The JLS says that a write to some volatile variable "happens before" a subsequent read of the same variable.

Well Duh! Sounds obvious, doesn't it?

But it's not obvious because the JLS does not give the same guarantee for a non-volatile variable. If processor A writes the value 7 to a non-volatile int, and then some time later processor B writes 5, the JLS does not guarantee that some long time later, the final value of the variable will be 5. Processor B will see 5 (that's a different "happens before" promise, see below). Processor A could see 5 or 7, and any other processor could see 5 or 7 or whatever value the variable had initially (e.g., 0).

How the volatile promise helps

Suppose we have

 volatile boolean flag = false;
 /*non-volatile*/ int i = 0;

Suppose thread A does this:

i = 7;
flag = true;

And suppose thread B does this:

if (flag) {
    System.out.println(i);
}
else {
    System.out.println("Bleah!");
}

Thread B could print "7", or it could print "Bleah!" but because of the "happens before" guarantee, we absolutely know that thread B will never print "0". Why not?

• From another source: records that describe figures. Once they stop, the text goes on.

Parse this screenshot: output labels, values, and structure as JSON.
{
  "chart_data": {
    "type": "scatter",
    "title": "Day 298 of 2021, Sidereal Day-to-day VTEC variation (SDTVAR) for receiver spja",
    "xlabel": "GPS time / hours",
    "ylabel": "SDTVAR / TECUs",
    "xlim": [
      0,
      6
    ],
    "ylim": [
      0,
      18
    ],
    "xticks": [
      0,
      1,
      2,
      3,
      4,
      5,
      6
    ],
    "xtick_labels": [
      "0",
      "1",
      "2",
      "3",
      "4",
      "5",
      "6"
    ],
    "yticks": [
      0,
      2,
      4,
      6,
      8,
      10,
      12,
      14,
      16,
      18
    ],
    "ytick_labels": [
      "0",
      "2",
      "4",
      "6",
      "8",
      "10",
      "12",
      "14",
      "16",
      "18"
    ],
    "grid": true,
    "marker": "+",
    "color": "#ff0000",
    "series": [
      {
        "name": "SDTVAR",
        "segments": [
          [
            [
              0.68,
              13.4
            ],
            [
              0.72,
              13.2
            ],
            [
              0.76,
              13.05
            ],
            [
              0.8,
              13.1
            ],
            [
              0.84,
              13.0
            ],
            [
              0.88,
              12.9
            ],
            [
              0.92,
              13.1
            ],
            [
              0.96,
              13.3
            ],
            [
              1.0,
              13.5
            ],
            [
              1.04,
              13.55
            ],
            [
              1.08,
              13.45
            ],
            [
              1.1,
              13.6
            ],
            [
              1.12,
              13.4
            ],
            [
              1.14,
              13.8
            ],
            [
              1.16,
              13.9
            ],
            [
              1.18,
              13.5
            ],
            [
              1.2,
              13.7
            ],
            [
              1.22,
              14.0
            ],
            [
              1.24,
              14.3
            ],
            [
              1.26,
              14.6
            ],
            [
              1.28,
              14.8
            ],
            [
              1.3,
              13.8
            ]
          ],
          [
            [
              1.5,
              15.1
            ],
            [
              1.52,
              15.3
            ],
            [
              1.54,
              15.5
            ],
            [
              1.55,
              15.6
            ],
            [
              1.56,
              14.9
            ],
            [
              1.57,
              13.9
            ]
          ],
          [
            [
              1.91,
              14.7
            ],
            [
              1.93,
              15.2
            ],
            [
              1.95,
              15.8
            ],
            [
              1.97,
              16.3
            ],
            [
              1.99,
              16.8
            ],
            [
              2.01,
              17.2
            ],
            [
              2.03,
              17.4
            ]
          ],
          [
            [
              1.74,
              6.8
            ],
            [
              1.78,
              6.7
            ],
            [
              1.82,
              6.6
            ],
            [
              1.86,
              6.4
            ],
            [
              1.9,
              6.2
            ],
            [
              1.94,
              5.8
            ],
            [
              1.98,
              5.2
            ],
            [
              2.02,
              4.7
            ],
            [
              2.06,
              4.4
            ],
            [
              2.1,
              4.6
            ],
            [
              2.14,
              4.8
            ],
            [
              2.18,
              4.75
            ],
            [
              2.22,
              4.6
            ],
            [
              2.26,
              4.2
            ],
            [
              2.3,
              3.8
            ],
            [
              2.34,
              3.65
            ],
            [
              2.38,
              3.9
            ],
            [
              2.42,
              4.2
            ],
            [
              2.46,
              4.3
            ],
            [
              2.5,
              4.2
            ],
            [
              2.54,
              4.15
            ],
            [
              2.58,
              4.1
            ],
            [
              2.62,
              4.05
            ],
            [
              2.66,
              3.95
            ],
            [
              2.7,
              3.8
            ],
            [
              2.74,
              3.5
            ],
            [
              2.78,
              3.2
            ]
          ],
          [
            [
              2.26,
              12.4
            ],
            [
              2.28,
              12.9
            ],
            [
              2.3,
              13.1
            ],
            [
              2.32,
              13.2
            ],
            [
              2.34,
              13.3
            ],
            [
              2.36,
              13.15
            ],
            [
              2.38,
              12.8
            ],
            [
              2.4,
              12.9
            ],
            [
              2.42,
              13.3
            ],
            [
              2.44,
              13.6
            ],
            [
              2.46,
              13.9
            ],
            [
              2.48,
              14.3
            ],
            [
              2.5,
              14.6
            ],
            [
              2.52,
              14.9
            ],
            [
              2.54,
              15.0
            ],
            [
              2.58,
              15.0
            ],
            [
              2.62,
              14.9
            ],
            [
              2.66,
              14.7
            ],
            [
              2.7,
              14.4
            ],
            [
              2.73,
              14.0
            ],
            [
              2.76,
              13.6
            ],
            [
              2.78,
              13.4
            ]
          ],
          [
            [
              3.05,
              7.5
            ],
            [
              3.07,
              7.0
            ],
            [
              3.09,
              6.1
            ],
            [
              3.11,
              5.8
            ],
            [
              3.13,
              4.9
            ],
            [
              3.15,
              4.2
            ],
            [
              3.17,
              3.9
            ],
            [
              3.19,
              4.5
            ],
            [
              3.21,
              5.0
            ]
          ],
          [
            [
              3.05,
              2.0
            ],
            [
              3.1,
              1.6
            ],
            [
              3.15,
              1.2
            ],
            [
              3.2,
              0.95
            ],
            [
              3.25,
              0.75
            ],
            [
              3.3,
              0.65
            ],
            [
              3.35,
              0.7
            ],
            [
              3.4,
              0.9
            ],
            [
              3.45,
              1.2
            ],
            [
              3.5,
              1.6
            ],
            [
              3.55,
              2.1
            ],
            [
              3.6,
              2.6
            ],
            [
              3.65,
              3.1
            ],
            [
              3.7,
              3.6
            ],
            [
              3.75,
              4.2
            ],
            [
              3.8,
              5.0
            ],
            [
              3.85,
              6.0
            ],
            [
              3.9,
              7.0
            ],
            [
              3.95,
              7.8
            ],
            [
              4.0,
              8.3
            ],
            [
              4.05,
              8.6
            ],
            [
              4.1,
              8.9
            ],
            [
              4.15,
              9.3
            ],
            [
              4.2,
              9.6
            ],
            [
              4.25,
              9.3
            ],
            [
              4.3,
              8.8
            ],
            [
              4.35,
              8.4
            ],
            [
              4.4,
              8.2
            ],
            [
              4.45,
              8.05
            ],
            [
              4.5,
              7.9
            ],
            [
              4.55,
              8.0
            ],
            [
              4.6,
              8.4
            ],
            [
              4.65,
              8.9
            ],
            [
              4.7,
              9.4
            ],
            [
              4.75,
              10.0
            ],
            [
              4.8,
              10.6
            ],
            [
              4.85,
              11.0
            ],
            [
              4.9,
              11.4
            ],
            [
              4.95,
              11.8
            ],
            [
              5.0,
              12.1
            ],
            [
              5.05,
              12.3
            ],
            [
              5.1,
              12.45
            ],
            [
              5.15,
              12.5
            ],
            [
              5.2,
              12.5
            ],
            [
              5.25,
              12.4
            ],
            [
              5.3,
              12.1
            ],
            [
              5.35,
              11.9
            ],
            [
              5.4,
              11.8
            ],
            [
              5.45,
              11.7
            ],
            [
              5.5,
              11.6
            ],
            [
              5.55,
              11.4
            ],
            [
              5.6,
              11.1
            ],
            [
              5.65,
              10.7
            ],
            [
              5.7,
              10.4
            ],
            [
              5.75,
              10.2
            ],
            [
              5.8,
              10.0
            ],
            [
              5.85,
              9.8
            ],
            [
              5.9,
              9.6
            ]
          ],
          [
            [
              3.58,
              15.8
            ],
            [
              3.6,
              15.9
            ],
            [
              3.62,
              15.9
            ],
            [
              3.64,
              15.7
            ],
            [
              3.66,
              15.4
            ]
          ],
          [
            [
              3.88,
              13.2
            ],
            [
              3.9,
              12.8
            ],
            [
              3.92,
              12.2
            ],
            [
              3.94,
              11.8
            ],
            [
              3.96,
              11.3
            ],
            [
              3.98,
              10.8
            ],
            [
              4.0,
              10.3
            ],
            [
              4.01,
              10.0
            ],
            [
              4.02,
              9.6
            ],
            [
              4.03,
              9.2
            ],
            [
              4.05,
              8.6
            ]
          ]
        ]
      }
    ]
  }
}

Thread A set i = 7 before it set flag = true. The JLS guarantees that if a single thread executes one statement before it executes a second statement, then the first statment "happens before" the second statement. (That sounds stupendously obvious, but again, it shouldn't. A lot of things having to do with threads are not obvious.)

Thread B tests flag before it prints i. So *IF* thread A previously set flag=true then we know that i must equal 7: Transitivity: i=7 "happens before" flag=true, and the write to volatile flag, IF IT HAPPENED AT ALL, "happens before" a read of the same flag.

IF IT HAPPENED AT ALL

Data Races and Race Conditions

The biggest thing to remember is that when the JLS promises that A "happens before" B, they are not saying that A always actually does happen before B: They are saying that you can depend on that transitive relationship. They are saying that if A actually did happen before B, then all of the things that "happens before" A must also have actually happened before B.

The program can print "Bleah!" because nothing prevents thread B from testing the flag before thread A sets it. Some people call that a "data race." The two threads are "racing" to see which one gets to the flag first, and the outcome of the program depends on which thread wins that race.

When the correctness of a program depends on the outcome of a data race, some of us call that a "race condition," and that's a real headache. There's no guarantee that a program with a race condition won't do the right thing a thousand times during your testing, and then do the wrong thing when it matters most for your customer.